[llvm] [Scalarizer][DirectX] support structs return types (PR #111569)

Thu Oct 17 12:17:50 PDT 2024

================
@@ -667,14 +686,26 @@ bool ScalarizerVisitor::splitBinary(Instruction &I, const Splitter &Split) {
 bool ScalarizerVisitor::isTriviallyScalarizable(Intrinsic::ID ID) {
   if (isTriviallyVectorizable(ID))
     return true;
+  // TODO: Move frexp to isTriviallyVectorizable.
+  // https://github.com/llvm/llvm-project/issues/112408
+  switch (ID) {
+  case Intrinsic::frexp:
+    return true;
+  }
   return Intrinsic::isTargetIntrinsic(ID) &&
          TTI->isTargetIntrinsicTriviallyScalarizable(ID);
 }
 
 /// If a call to a vector typed intrinsic function, split into a scalar call per
 /// element if possible for the intrinsic.
 bool ScalarizerVisitor::splitCall(CallInst &CI) {
-  std::optional<VectorSplit> VS = getVectorSplit(CI.getType());
+  Type *CallType = CI.getType();
+  bool AreAllMatchingVectors = isStructOfMatchingFixedVectors(CallType);
+  std::optional<VectorSplit> VS;
+  if (AreAllMatchingVectors)
+    VS = getVectorSplit(CallType->getContainedType(0));
----------------
tex3d wrote:

There seems to be a subtle potential issue.  `VS` is presumed to be the return vector type for the function.  Later, we use `if (isVectorIntrinsicWithOverloadTypeAtArg(ID, -1))` to determine whether the overload type is based on the return type, and will use this contained type.  This cannot differentiate between the elements of the struct.

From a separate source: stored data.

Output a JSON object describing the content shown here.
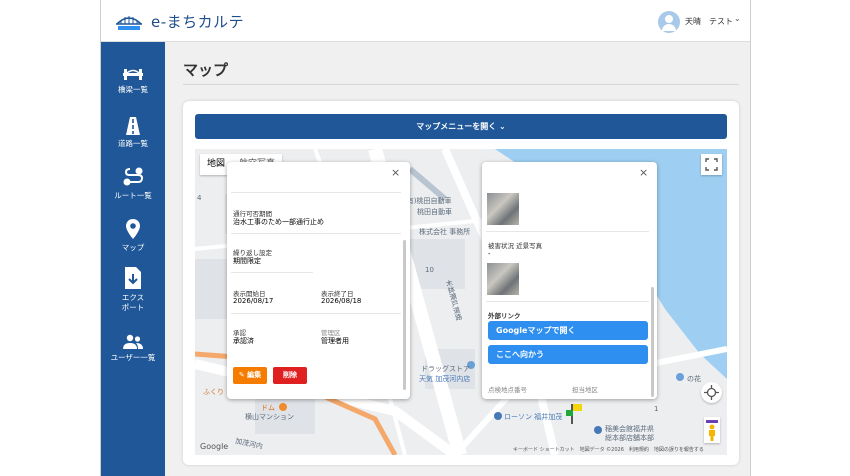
{
  "app": {
    "title": "e-まちカルテ"
  },
  "user": {
    "name": "天晴　テスト"
  },
  "sidebar": {
    "items": [
      {
        "label": "橋梁一覧",
        "icon": "bridge-icon"
      },
      {
        "label": "道路一覧",
        "icon": "road-icon"
      },
      {
        "label": "ルート一覧",
        "icon": "route-icon"
      },
      {
        "label": "マップ",
        "icon": "map-pin-icon"
      },
      {
        "label": "エクス\nポート",
        "icon": "export-icon"
      },
      {
        "label": "ユーザー一覧",
        "icon": "users-icon"
      }
    ]
  },
  "page": {
    "title": "マップ"
  },
  "map_menu": {
    "label": "マップメニューを開く"
  },
  "map": {
    "tabs": [
      {
        "label": "地図",
        "active": true
      },
      {
        "label": "航空写真",
        "active": false
      }
    ],
    "labels": {
      "company1": "(有)桃田自動車",
      "company1b": "桃田自動車",
      "company2": "株式会社 事務所",
      "num10": "10",
      "num4": "4",
      "num1": "1",
      "vertical": "木鉢瀬戸道路",
      "drugstore": "ドラッグストア",
      "drugstore2": "天気 加茂河内店",
      "fukuri": "ふくり",
      "dom": "ドム",
      "mansion": "横山マンション",
      "lawson": "ローソン 福井加茂",
      "town_office": "稲美会館福井県",
      "town_office2": "総本部店舗本部",
      "flower": "の花",
      "street2": "加茂河内"
    },
    "google": "Google",
    "attribution": "キーボード ショートカット　地図データ ©2026　利用規約　地図の誤りを報告する"
  },
  "popup_left": {
    "close": "×",
    "fields": [
      {
        "label": "通行可否期間",
        "value": "治水工事のため一部通行止め"
      },
      {
        "label": "繰り返し設定",
        "value": "期間限定"
      },
      {
        "label": "表示開始日",
        "value": "2026/08/17"
      },
      {
        "label": "表示終了日",
        "value": "2026/08/18"
      },
      {
        "label": "承認",
        "value": "承認済"
      },
      {
        "label": "管理区",
        "value": "管理者用"
      }
    ],
    "edit_label": "編集",
    "delete_label": "削除"
  },
  "popup_right": {
    "close": "×",
    "damage_label": "被害状況 近景写真",
    "damage_value": "-",
    "external_link_label": "外部リンク",
    "google_maps_btn": "Googleマップで開く",
    "directions_btn": "ここへ向かう",
    "footer_left": "点検地点番号",
    "footer_right": "担当地区"
  },
  "colors": {
    "brand": "#1f5798",
    "edit": "#f57c00",
    "delete": "#e02020",
    "link_button": "#2e8ff0"
  }
}
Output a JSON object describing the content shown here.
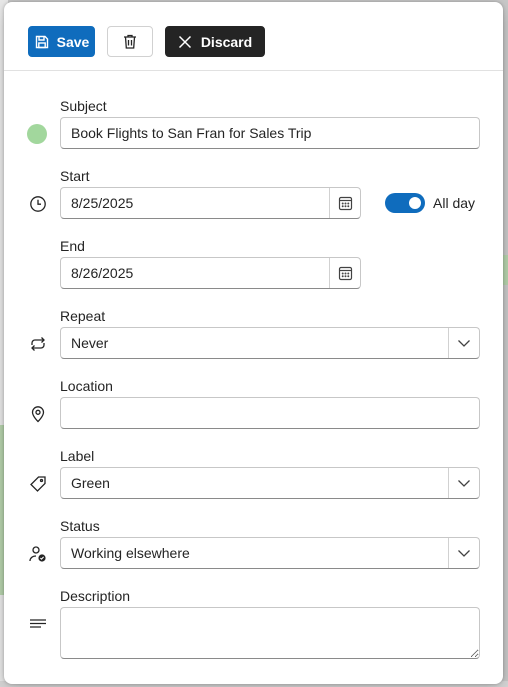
{
  "toolbar": {
    "save_label": "Save",
    "discard_label": "Discard"
  },
  "subject": {
    "label": "Subject",
    "value": "Book Flights to San Fran for Sales Trip",
    "category_color": "#a2d79d"
  },
  "start": {
    "label": "Start",
    "value": "8/25/2025"
  },
  "all_day": {
    "label": "All day",
    "checked": true
  },
  "end": {
    "label": "End",
    "value": "8/26/2025"
  },
  "repeat": {
    "label": "Repeat",
    "value": "Never"
  },
  "location": {
    "label": "Location",
    "value": ""
  },
  "label_field": {
    "label": "Label",
    "value": "Green"
  },
  "status": {
    "label": "Status",
    "value": "Working elsewhere"
  },
  "description": {
    "label": "Description",
    "value": ""
  },
  "accent_color": "#0f6cbd"
}
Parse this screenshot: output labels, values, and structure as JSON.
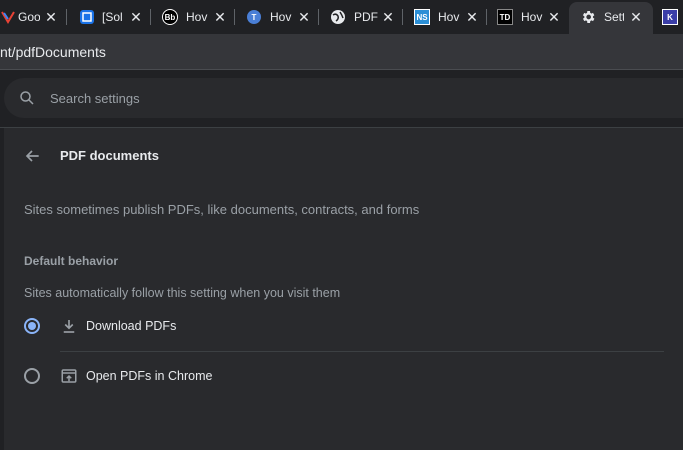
{
  "tabs": [
    {
      "title": "Goo",
      "favicon": "google-favicon",
      "active": false
    },
    {
      "title": "[Sol",
      "favicon": "blue-square-favicon",
      "active": false
    },
    {
      "title": "Hov",
      "favicon": "Bb",
      "active": false
    },
    {
      "title": "Hov",
      "favicon": "blue-circle-favicon",
      "active": false
    },
    {
      "title": "PDF",
      "favicon": "globe-icon",
      "active": false
    },
    {
      "title": "Hov",
      "favicon": "NS",
      "active": false
    },
    {
      "title": "Hov",
      "favicon": "TD",
      "active": false
    },
    {
      "title": "Sett",
      "favicon": "gear-icon",
      "active": true
    },
    {
      "title": "",
      "favicon": "K",
      "active": false
    }
  ],
  "address_bar": {
    "url": "nt/pdfDocuments"
  },
  "search": {
    "placeholder": "Search settings"
  },
  "page": {
    "title": "PDF documents",
    "description": "Sites sometimes publish PDFs, like documents, contracts, and forms",
    "section_title": "Default behavior",
    "section_subtitle": "Sites automatically follow this setting when you visit them",
    "options": [
      {
        "label": "Download PDFs",
        "icon": "download-icon",
        "selected": true
      },
      {
        "label": "Open PDFs in Chrome",
        "icon": "open-in-browser-icon",
        "selected": false
      }
    ]
  },
  "colors": {
    "background": "#202124",
    "card": "#292a2d",
    "accent": "#8ab4f8",
    "text_primary": "#e8eaed",
    "text_secondary": "#9aa0a6"
  }
}
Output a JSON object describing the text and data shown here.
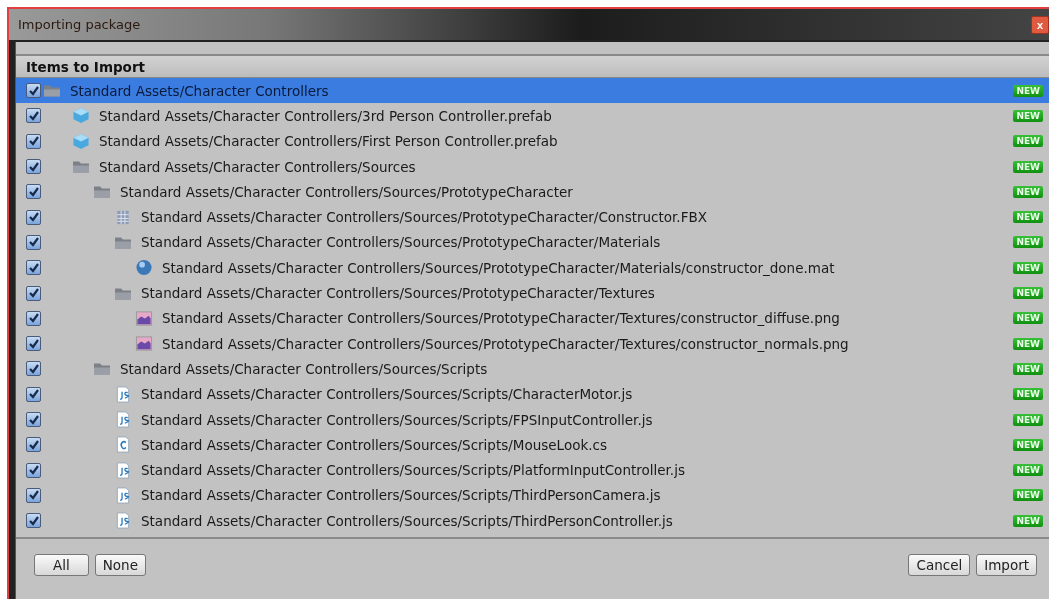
{
  "window": {
    "title": "Importing package",
    "close": "x"
  },
  "list": {
    "header": "Items to Import",
    "items": [
      {
        "kind": "folder",
        "label": "Standard Assets/Character Controllers",
        "checked": true,
        "selected": true,
        "badge": "NEW",
        "children": [
          {
            "kind": "prefab",
            "label": "Standard Assets/Character Controllers/3rd Person Controller.prefab",
            "checked": true,
            "selected": false,
            "badge": "NEW"
          },
          {
            "kind": "prefab",
            "label": "Standard Assets/Character Controllers/First Person Controller.prefab",
            "checked": true,
            "selected": false,
            "badge": "NEW"
          },
          {
            "kind": "folder",
            "label": "Standard Assets/Character Controllers/Sources",
            "checked": true,
            "selected": false,
            "badge": "NEW",
            "children": [
              {
                "kind": "folder",
                "label": "Standard Assets/Character Controllers/Sources/PrototypeCharacter",
                "checked": true,
                "selected": false,
                "badge": "NEW",
                "children": [
                  {
                    "kind": "model",
                    "label": "Standard Assets/Character Controllers/Sources/PrototypeCharacter/Constructor.FBX",
                    "checked": true,
                    "selected": false,
                    "badge": "NEW"
                  },
                  {
                    "kind": "folder",
                    "label": "Standard Assets/Character Controllers/Sources/PrototypeCharacter/Materials",
                    "checked": true,
                    "selected": false,
                    "badge": "NEW",
                    "children": [
                      {
                        "kind": "material",
                        "label": "Standard Assets/Character Controllers/Sources/PrototypeCharacter/Materials/constructor_done.mat",
                        "checked": true,
                        "selected": false,
                        "badge": "NEW"
                      }
                    ]
                  },
                  {
                    "kind": "folder",
                    "label": "Standard Assets/Character Controllers/Sources/PrototypeCharacter/Textures",
                    "checked": true,
                    "selected": false,
                    "badge": "NEW",
                    "children": [
                      {
                        "kind": "texture",
                        "label": "Standard Assets/Character Controllers/Sources/PrototypeCharacter/Textures/constructor_diffuse.png",
                        "checked": true,
                        "selected": false,
                        "badge": "NEW"
                      },
                      {
                        "kind": "texture",
                        "label": "Standard Assets/Character Controllers/Sources/PrototypeCharacter/Textures/constructor_normals.png",
                        "checked": true,
                        "selected": false,
                        "badge": "NEW"
                      }
                    ]
                  }
                ]
              },
              {
                "kind": "folder",
                "label": "Standard Assets/Character Controllers/Sources/Scripts",
                "checked": true,
                "selected": false,
                "badge": "NEW",
                "children": [
                  {
                    "kind": "js",
                    "label": "Standard Assets/Character Controllers/Sources/Scripts/CharacterMotor.js",
                    "checked": true,
                    "selected": false,
                    "badge": "NEW"
                  },
                  {
                    "kind": "js",
                    "label": "Standard Assets/Character Controllers/Sources/Scripts/FPSInputController.js",
                    "checked": true,
                    "selected": false,
                    "badge": "NEW"
                  },
                  {
                    "kind": "cs",
                    "label": "Standard Assets/Character Controllers/Sources/Scripts/MouseLook.cs",
                    "checked": true,
                    "selected": false,
                    "badge": "NEW"
                  },
                  {
                    "kind": "js",
                    "label": "Standard Assets/Character Controllers/Sources/Scripts/PlatformInputController.js",
                    "checked": true,
                    "selected": false,
                    "badge": "NEW"
                  },
                  {
                    "kind": "js",
                    "label": "Standard Assets/Character Controllers/Sources/Scripts/ThirdPersonCamera.js",
                    "checked": true,
                    "selected": false,
                    "badge": "NEW"
                  },
                  {
                    "kind": "js",
                    "label": "Standard Assets/Character Controllers/Sources/Scripts/ThirdPersonController.js",
                    "checked": true,
                    "selected": false,
                    "badge": "NEW"
                  }
                ]
              }
            ]
          }
        ]
      }
    ]
  },
  "buttons_left": [
    "All",
    "None"
  ],
  "buttons_right": [
    "Cancel",
    "Import"
  ]
}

Perhaps that's the intended design for this, but if so it should be made explicit, like:
> The overload type may only be dependent on the first member of the returned structure.  In other words, the other members of that returned structure can not contribute to the overload type of the intrinsic.

I think there may be another subtle problem with the component type of the other vector(s) in the returned structure.  What types must they use?  Should they match the overload type, or can they be different?  Perhaps that's a problem for earlier builtin type checking in clang, and not for the code that transforms the intrinsics, but it does seem like an issue that these other outputs are basically not addressable with the current trivially vectorizable scheme.

https://github.com/llvm/llvm-project/pull/111569